Re: [PATCH 0/2] mm: memory-failure: fix HWPoison flag race with non-atomic page flag ops
From: David Hildenbrand (Arm)
Date: Tue Jun 30 2026 - 02:18:29 EST
On 6/30/26 01:34, Michael S. Tsirkin wrote:
> On Mon, Jun 29, 2026 at 11:43:32PM +0200, David Hildenbrand (Arm) wrote:
>> On 6/29/26 23:22, David Hildenbrand (Arm) wrote:
>>> [...]
>>>
>>>
>>> Fully agreed. I was hoping RCU was cheaper (I mean, we were once told that RCU
>>> read side locking is essentially for free ... well in some configs :) )
>>>
>>> The question if we could optimize it reasonably enough ...
>>>
>>>
>>> ... for example, by doing the rcu read lock + unlock around the
>>>
>>> for (i = 1; i < (1 << order); i++) {
>>>
>>> loop on the alloc path. But I suspect it's not going to make that much of a
>>> difference.
>>>
>>> I concluded, similar to Andi, that stop_machine() is too big of a hammer.
>>>
>>> I wonder if something could be built out of preempt_disable() and sync SMP
>>> calls. hmm :(
>>
>> Scrap that, shouldn't work I think ...
>>
>
> Wait a sec, what about call_rcu_tasks? Use that and re-check the bit is
> still set?
So, in essence the idea I had yestarday when it was late was the following:
Assume we
1) Can have a way to guarantee that a function on a CPU cannot execute within
our critical section (while updating the flags)
2) We can request to execute a function on each CPU and wait for completion
I think we could just let each CPU execute our desired action (e.g., try setting
the bit).
E.g.,
local_irq_save(flags);
page->flags &= whatever;
local_irq_restore(flags);
And assume we want to set the bit, do a
SetPageHWPoison(page);
smp_call_function(set_hwpoison_smp_sync, page, 1);
whereby
static void set_hwpoison_smp_sync(void *info)
{
SetPageHWPoison(page);
}
The idea is (that needs double checking) that a CPU will execute the
SetPageHWPoison() either before the local_irq_save() or after the
local_irq_restore(). So it's own non-atomic update cannot get interrupted.
Now, IIUC when it comes to "how expensive is this" I think we have (cheap to
expensive):
1) preempt_disable()
2) rcu_read_lock()
3) local_irq_save()
So the above wouldn't be better than an rcu-based approach we have right now.

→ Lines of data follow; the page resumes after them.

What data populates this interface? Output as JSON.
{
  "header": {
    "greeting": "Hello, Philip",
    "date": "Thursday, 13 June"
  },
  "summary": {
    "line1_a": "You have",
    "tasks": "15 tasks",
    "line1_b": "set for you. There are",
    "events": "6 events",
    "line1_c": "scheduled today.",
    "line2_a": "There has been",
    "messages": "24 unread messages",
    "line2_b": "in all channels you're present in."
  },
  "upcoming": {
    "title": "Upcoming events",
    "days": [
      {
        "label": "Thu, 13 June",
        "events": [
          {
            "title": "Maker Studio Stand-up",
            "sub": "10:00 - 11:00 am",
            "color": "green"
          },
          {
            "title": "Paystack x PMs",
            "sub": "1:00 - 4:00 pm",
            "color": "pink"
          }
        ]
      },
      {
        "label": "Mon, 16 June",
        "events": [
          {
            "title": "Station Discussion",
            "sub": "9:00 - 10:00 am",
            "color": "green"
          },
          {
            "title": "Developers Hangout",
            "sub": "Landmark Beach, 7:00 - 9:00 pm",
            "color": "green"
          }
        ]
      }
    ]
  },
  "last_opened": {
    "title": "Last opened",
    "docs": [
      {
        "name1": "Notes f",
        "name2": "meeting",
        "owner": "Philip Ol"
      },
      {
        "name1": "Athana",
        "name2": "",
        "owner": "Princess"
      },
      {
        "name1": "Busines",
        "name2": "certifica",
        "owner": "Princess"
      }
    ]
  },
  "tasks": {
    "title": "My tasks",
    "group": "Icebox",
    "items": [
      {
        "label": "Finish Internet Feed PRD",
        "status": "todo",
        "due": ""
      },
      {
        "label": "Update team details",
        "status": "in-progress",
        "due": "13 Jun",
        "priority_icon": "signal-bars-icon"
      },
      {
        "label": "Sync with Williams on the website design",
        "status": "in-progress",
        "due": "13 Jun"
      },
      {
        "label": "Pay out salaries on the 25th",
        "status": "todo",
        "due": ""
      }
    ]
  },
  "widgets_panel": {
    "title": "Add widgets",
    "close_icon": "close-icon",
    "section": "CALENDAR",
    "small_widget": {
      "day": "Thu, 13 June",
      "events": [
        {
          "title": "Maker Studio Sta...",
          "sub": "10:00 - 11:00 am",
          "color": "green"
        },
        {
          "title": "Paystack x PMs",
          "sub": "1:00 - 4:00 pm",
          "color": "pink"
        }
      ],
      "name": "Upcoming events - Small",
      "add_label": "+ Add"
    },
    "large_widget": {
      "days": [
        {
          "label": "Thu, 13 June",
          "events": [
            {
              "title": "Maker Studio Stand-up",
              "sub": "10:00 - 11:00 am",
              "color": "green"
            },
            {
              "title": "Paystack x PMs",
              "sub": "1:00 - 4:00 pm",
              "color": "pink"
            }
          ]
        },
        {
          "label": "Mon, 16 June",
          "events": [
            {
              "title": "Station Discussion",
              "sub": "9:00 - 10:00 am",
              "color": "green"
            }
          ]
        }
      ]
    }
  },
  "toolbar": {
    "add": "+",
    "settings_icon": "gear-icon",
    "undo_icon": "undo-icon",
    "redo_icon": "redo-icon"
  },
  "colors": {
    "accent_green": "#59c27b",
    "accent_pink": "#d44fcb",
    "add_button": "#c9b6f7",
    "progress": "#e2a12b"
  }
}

We'd need something that relies on disabled preemption only.
Huh, but I read that "anything that disables preemption also marks an RCU-sched
read-side critical section including preempt_disable() and preempt_enable()".
So for our use case we should be able to use preempt_disable() instead of
local_irq_save(). That should already work for your existing implementation.